Kam nie der Gedanke, dass Ihre Fotos einen künstlerischen Weg gehen?
Weder mir, noch sonst wem. Kunst waren in Nidwalden die nackten Barockengel in der Pfarrkirche und die schwere Orgelmusik auf der Empore. Kunst gehörte in grosse Gebäude, wie ich sie vom Schweizerischen Landesmuseum vom Hörensagen und vom Kunstmuseum Luzern von aussen kannte. Meine Fotos hatten – wenn die Wertschätzung hoch sein sollte – die Relevanz eines Jodler Chors, einer Jass-Runde oder eines Karneval-Wagens am Fastnachtsumzug. [] Wenn ich auf dem Dach des VW-Busses stand, allein über Rolleiflex und Kamerastativ, war mir klar, dass ich selbstbestimmt das Bild gestaltete. Ich war sicher, wann der Moment für den Auslöser da war und hätte mir an der Kamera von niemandem reinreden lassen.
Gab es Gespräche über Ihre Arbeit als Fotograf?

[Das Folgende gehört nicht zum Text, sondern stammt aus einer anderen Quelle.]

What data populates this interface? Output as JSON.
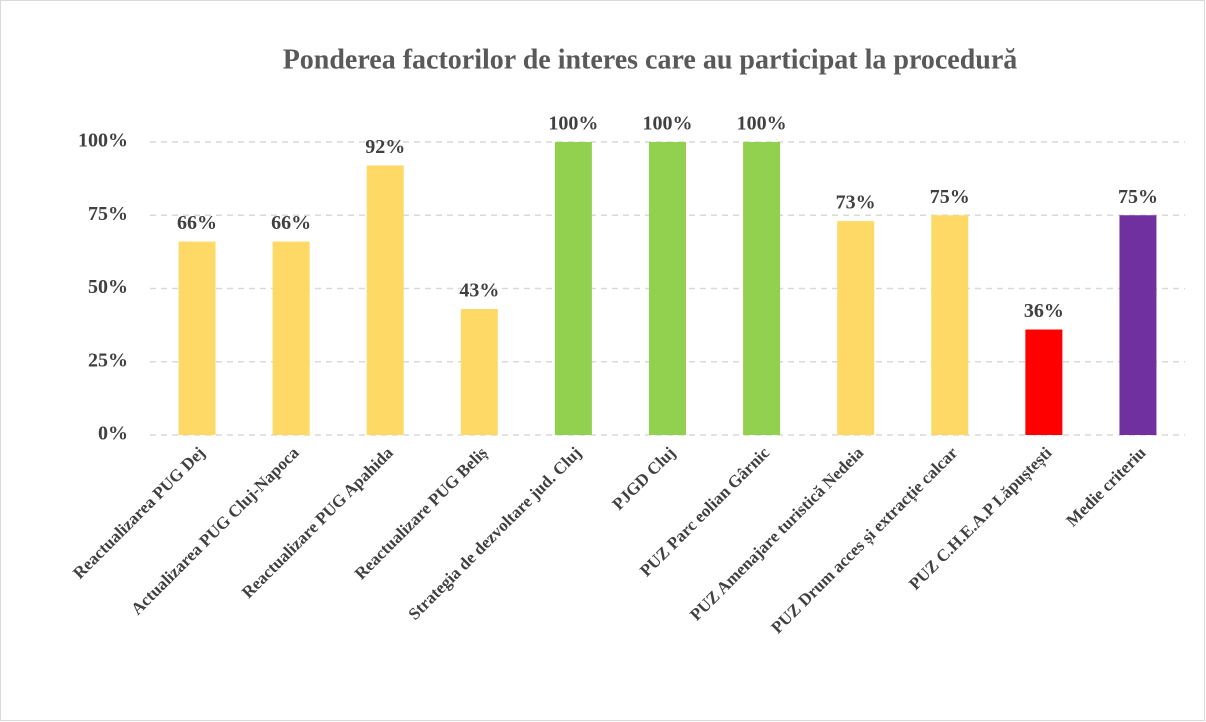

Nein. An Gespräche über Fotos und deren Entstehen haben in Nidwalden keinen interessiert. […] Es war mir ganz recht, dass ich mit niemandem über die Fotoarbeit reden musste. Was der Bauch weiss, lässt sich schlecht erklären. Aber ein paar persönliche Komplimente über die verschenkten Abzüge hätte ich gerne gehört. Heute ist alles anders – oder auch nicht. Als ich meinen Berliner Galeristen und meinen Sohn an die Eröffnung der Einzelausstellung im Art Institute of Chicago begleitete, veranstaltete der leitende Kurator im Auditorium ein fünfstündiges Symposium mit Vorträgen über meine Fotos. Ich zog die beste Krawatte an und bereiteten ein paar englische Grussworte vor, aber nur einer der Redner erwähnte kurz, der Künstler sei anwesend und begrüsste mich, ohne mich auf die Bühne zu bitten. Mein Sohn flüsterte mir zu, das sei oberste Liga, hier ginge es um mein Werk und nicht um mich, mehr könne ein Künstler im Leben nicht erreichen. Wenn das so ist, gut, schön, noch schöner wäre gewesen, wenn ein Journalist der Nidwaldner Zeitung in Chicago dabei gewesen wäre und berichtet hätte. Wertschätzung in Nidwalden war mir wichtiger als Wertschätzung in der Welt.